California has planned to raise the income taxes of its wealthiest residents. People that are earning over $2 million a year will be taxed so that the money can be used towards increased electric vehicle rebates, more charging stations and many other clean air programs.
The “Clean Cars and Clean Air Act”, if approved by a majority of voters, would generate $3 billion to $4.5 billion annually according to the state Legislative Analyst Office.
The measure was solidified on Wednesday, by Secretary of State Shirley Weber, after she confirmed that its supporters turned in the signatures of more than 623,212 registered voter.
If passed, the measure would increase state income taxes by 1.75% on income above $2 million for up to 20 years. Californias top income tax is 13.3%, therefore, it would be increased to 15.05%.
The act is supported by numerous environmental and public health groups who believe that the number of electric vehicles needs to increase and the state funding for that, with it also. The tax will also provide more firefighters, engines, helicopters and programs to reduce the risk of fire as temperatures increases every summer.

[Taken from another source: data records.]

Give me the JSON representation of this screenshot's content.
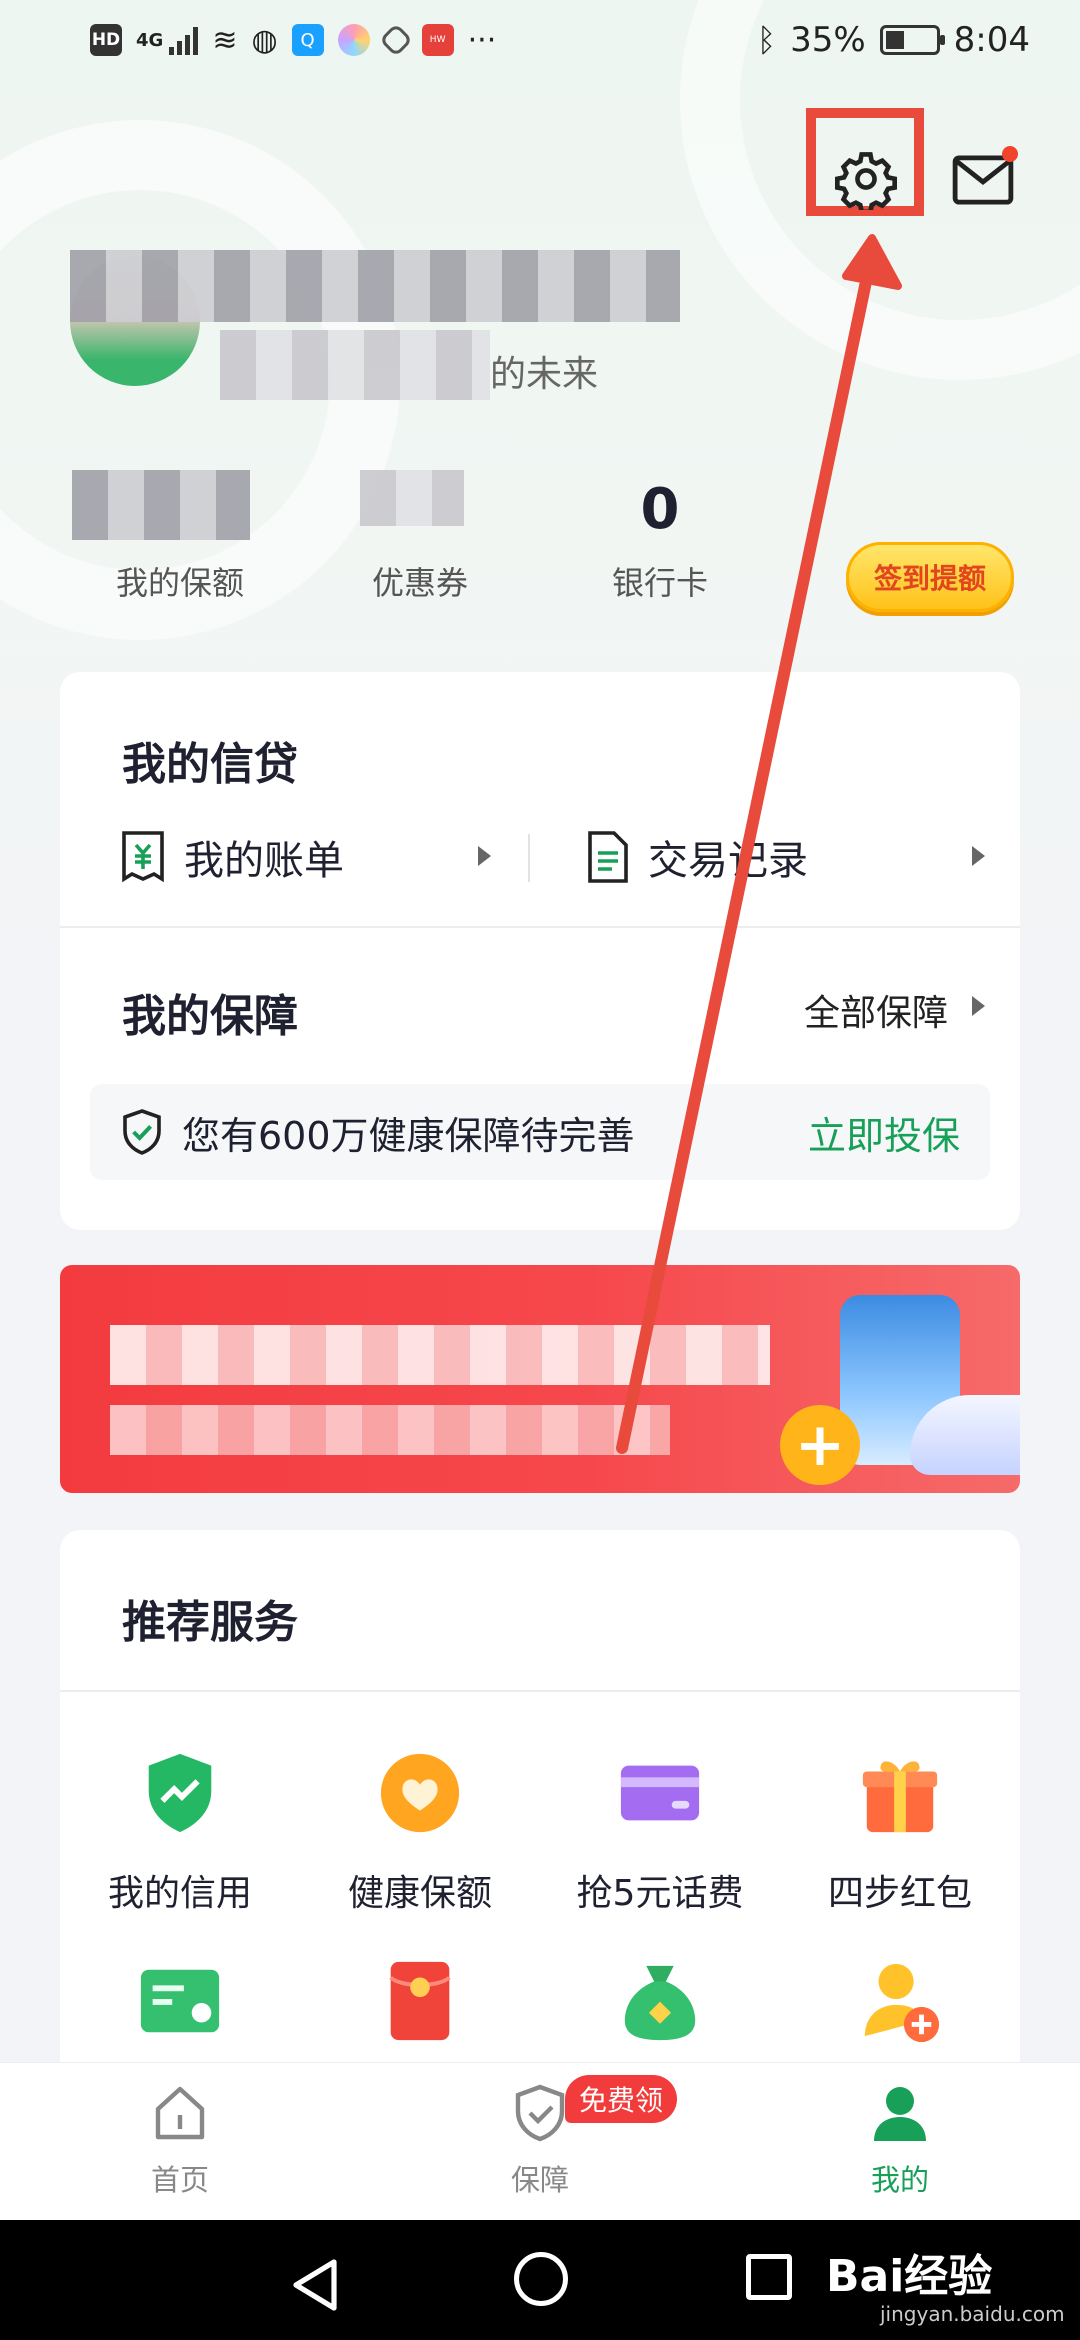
{
  "status_bar": {
    "network": "4G",
    "battery": "35%",
    "time": "8:04"
  },
  "header": {
    "settings_icon": "gear-icon",
    "mail_icon": "mail-icon",
    "has_unread": true
  },
  "profile": {
    "slogan": "的未来"
  },
  "stats": [
    {
      "value": "",
      "label": "我的保额"
    },
    {
      "value": "",
      "label": "优惠券"
    },
    {
      "value": "0",
      "label": "银行卡"
    }
  ],
  "checkin": {
    "label": "签到提额"
  },
  "credit_section": {
    "title": "我的信贷",
    "bill_label": "我的账单",
    "records_label": "交易记录"
  },
  "protection_section": {
    "title": "我的保障",
    "all_label": "全部保障",
    "notice_text": "您有600万健康保障待完善",
    "notice_cta": "立即投保"
  },
  "services": {
    "title": "推荐服务",
    "items": [
      {
        "label": "我的信用",
        "icon": "credit-shield-icon"
      },
      {
        "label": "健康保额",
        "icon": "heart-coin-icon"
      },
      {
        "label": "抢5元话费",
        "icon": "purple-card-icon"
      },
      {
        "label": "四步红包",
        "icon": "gift-box-icon"
      },
      {
        "label": "",
        "icon": "green-card-icon"
      },
      {
        "label": "",
        "icon": "red-envelope-icon"
      },
      {
        "label": "",
        "icon": "money-bag-icon"
      },
      {
        "label": "",
        "icon": "add-user-icon"
      }
    ]
  },
  "tabbar": {
    "tabs": [
      {
        "label": "首页",
        "icon": "home-icon"
      },
      {
        "label": "保障",
        "icon": "shield-check-icon",
        "badge": "免费领"
      },
      {
        "label": "我的",
        "icon": "person-icon"
      }
    ],
    "active": "我的"
  },
  "watermark": {
    "text": "Bai经验",
    "sub": "jingyan.baidu.com"
  },
  "colors": {
    "accent": "#18a058",
    "highlight": "#e84a3c"
  }
}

Will Barrett, national senior director for clean air policy at the American Lung Association, which supports the measure, has said: “We’ve seen 50 years of California policies reducing air pollution,”
“But that job is now becoming more difficult because of climate change. A big driver of that unhealthy air has been wildfires increasing in severity in recent years.
“And we know that we can’t achieve our clean air standards, without widespread transition to zero emission vehicles.”
To no one’s surprise, the taxpaying group is not happy about the increase and believes that taxes should one lowered rather than raised, as California already has one of the highest income tax rate, highest sale tax rate and the highest gas tax in America.
“People are pretty upset about paying higher taxes. Proponents will say this only affects the super-wealthy. But you can only go so far before you drive all these people to Incline Village, Nevada, or Las Vegas, or Houston or Miami.” said Jon Coupal, president of the Howard Jarvis Taxpayers association.
Lyft, a San Fransisco ride-sharing company has already donated $8 million out of the $8.4 million already raised. Furthermore, a few billionaire technology investors have already contributed $50,000.
Although the taxpayers will be highly unhappy about the increased tax, the act will tax the minority and benefit the majority, and the path to net-zero is the ultimate goal for cleaner air.
In 2021, the California Air Resources Board passed a rule requiring Lyft, Uber and other ride-sharing companies to use 90% zero emission vehicles by 2030, however, it is unclear as to who would be providing and paying for such vehicles.
Coupal has said that this opposes plans to focus on this issue. He commented saying: “it’s going to look like a corporate power grab. You have a major corporation that says I want other people to pay for our charging infrastructure”
Many other unions support the measure, including the State Association of Electrical Workers, Cal Fire Local 2881 and the California State Pipe Trades Council. It also has the support of many mayors and environmental organisations.
If passed, the new act would see that 45% of funding would go to the California Air Resources Board for electric vehicles, such as rebates. An additional 35% would go to the California Energy Commission to install more electric vehicle charging at home and public spaces. Lastly, 20% would go to Cal Fire and State Fire Marshal’s office to hire more firefighters and buy additional firefighting equipment.
The act could potentially see a real change in the race to net-zero and cleaner air as half of the funding would be directed to lower income areas, however, those who are paying the price will not be happy to be funding the new state program.